Religião

Presidente dos bispos não reconhece como católicos quem é contra imigrantes e promove xenofobia

Presidente dos bispos não reconhece como católicos quem é contra imigrantes e promove xenofobia
FILIPE AMORIM

José Ornelas lamenta que legislação sobre estrangeiros e nacionalidade tenha mais "proibição" do que inclusão

O presidente da Conferência Episcopal Portuguesa (CEP) citou Jesus Cristo para dizer que não considera católicos quem se afirma crente e tem um discurso contra os imigrantes e contra o acolhimento.

"Isso é o que, a mim, mais me custa entender em tudo isto", disse José Ornelas, confrontado com o facto de muito do discurso xenófobo, populista e anti-imigrantes invocar a fé católica e a matriz judaico-cristã da Europa.

Numa conferência após o XVI Encontro de Bispos dos Países Lusófonos, José Ornelas citou o que respondeu Jesus Cristo aos seus contemporâneos que o acusavam de violar a fé judaica em que havia sido criado: "A resposta é 'não vos conheço'".

"Não só precisamos de imigrantes, mas precisamos de evoluir" e deixar de ter uma "cultura de medo", algo que as leis propostas (da nacionalidade e estrangeiros) parecem acentuar, alertou José Ornelas.

Nesta alteração prevista, "o que tem mais [nos diplomas] é proibição e a preocupação com o medo que se gerou", enquanto, em contrapartida, a redação proposta é "muito, muito parca naquilo que é o dever, a necessidade e o desafio da integração" dos imigrantes, um tema em que, "praticamente, o discurso desapareceu", considerou Ornelas.


Contra os "populismos manipuladores"

Já na terça-feira, representantes das igrejas católicas de língua portuguesa tinham contestado os “populismos manipuladores” que impedem o acolhimento, “num momento em que o mundo atravessa uma noite densa de escuridão”, causada pelas guerras e pela violência.
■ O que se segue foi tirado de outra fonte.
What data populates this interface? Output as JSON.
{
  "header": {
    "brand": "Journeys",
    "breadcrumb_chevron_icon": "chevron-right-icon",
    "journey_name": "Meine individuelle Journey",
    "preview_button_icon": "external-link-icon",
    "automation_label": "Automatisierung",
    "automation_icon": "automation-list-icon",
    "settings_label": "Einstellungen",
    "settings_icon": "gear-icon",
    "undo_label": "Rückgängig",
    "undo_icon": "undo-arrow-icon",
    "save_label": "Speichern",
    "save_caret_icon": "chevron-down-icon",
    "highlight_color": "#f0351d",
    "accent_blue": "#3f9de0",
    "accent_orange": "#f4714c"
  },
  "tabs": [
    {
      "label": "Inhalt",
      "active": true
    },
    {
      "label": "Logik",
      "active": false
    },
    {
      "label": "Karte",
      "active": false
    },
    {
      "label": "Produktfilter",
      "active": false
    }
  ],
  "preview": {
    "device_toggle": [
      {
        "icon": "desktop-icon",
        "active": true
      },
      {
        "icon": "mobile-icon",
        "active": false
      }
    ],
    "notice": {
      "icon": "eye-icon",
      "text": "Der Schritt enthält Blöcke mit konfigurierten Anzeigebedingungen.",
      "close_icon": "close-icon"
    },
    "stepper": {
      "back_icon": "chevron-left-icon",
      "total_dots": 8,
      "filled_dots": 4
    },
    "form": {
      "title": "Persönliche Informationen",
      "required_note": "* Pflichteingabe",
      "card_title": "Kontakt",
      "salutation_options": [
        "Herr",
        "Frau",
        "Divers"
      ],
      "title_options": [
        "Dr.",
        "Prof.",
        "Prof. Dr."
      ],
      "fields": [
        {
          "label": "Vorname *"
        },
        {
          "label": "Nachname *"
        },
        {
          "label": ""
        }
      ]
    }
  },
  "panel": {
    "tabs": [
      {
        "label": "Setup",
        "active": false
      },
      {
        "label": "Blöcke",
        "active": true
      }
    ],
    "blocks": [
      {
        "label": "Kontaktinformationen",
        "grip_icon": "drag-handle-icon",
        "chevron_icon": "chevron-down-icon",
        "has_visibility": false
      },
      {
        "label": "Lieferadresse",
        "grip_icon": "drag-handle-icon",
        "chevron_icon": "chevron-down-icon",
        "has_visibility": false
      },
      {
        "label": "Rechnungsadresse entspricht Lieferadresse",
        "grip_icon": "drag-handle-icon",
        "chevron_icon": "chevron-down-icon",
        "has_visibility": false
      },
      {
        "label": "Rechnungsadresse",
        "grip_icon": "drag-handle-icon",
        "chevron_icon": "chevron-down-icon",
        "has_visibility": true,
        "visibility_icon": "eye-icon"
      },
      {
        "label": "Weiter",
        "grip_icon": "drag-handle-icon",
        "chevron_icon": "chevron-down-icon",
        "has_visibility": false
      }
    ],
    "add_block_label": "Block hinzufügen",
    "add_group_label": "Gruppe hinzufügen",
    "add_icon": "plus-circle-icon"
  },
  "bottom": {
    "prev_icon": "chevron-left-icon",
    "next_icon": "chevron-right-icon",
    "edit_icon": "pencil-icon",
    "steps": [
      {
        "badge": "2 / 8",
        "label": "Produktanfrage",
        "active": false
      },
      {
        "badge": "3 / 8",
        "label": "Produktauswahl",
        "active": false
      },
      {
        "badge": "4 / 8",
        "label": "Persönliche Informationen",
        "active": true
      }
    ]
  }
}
Na abertura dos trabalhos do 16.º Encontro de Bispos Lusófonos, que decorreu esta semana em Lisboa, o presidente da Conferência Episcopal Portuguesa (CEP), José Ornelas, recordou que a Igreja ensina que o próximo, “independentemente da raça, acento linguístico ou cultura”, é irmão de fé.

Cabe à hierarquia contribuir para uma cultura que leve os governantes a “não cederem a populismos manipuladores, a serem verdadeiramente responsáveis no acolhimento e a saberem integrar os que chegam, na dignidade e na justiça”, acrescentou. “A colaboração das nossas Igrejas neste campo parece-me um tema crucial para o mundo de hoje e para preparar um futuro melhor para os nossos povos”, afirmou o dirigente português, na presença de representantes das Igrejas de Angola, Brasil, Cabo Verde, Moçambique, Timor-Leste e São Tomé e Príncipe.

Por seu turno, José Manuel Imbamba, presidente da Conferência Episcopal de Angola e São Tomé, recordou que o encontro “acontece num momento em que o mundo atravessa uma noite densa de escuridão devido ao amontoar-se de tensões entre os Estados e de guerras, umas amplamente mediatizadas e outras esquecidas ou silenciadas, que se disseminam praticamente em todos os continentes, cujos horrores e crueldades bradam os céus”.

“Essa cultura da violência tem provocado mortes indiscriminadas, movimentações forçadas de pessoas e famílias; tem produzido insegurança, incertezas e medos e tem lesado gravemente a dignidade da pessoa humana”, avisou o bispo.

O também responsável da diocese angolana de Saurimo, alertou que se está “a agudizar ainda mais a crise do direito internacional, a pobreza, a injustiça social, o desrespeito pela vida e a proporcionar um ambiente em que a mentira vale mais do que a verdade, o mal vale mais do que bem” e que “os valores instrumentais valem mais do que os valores absolutos”.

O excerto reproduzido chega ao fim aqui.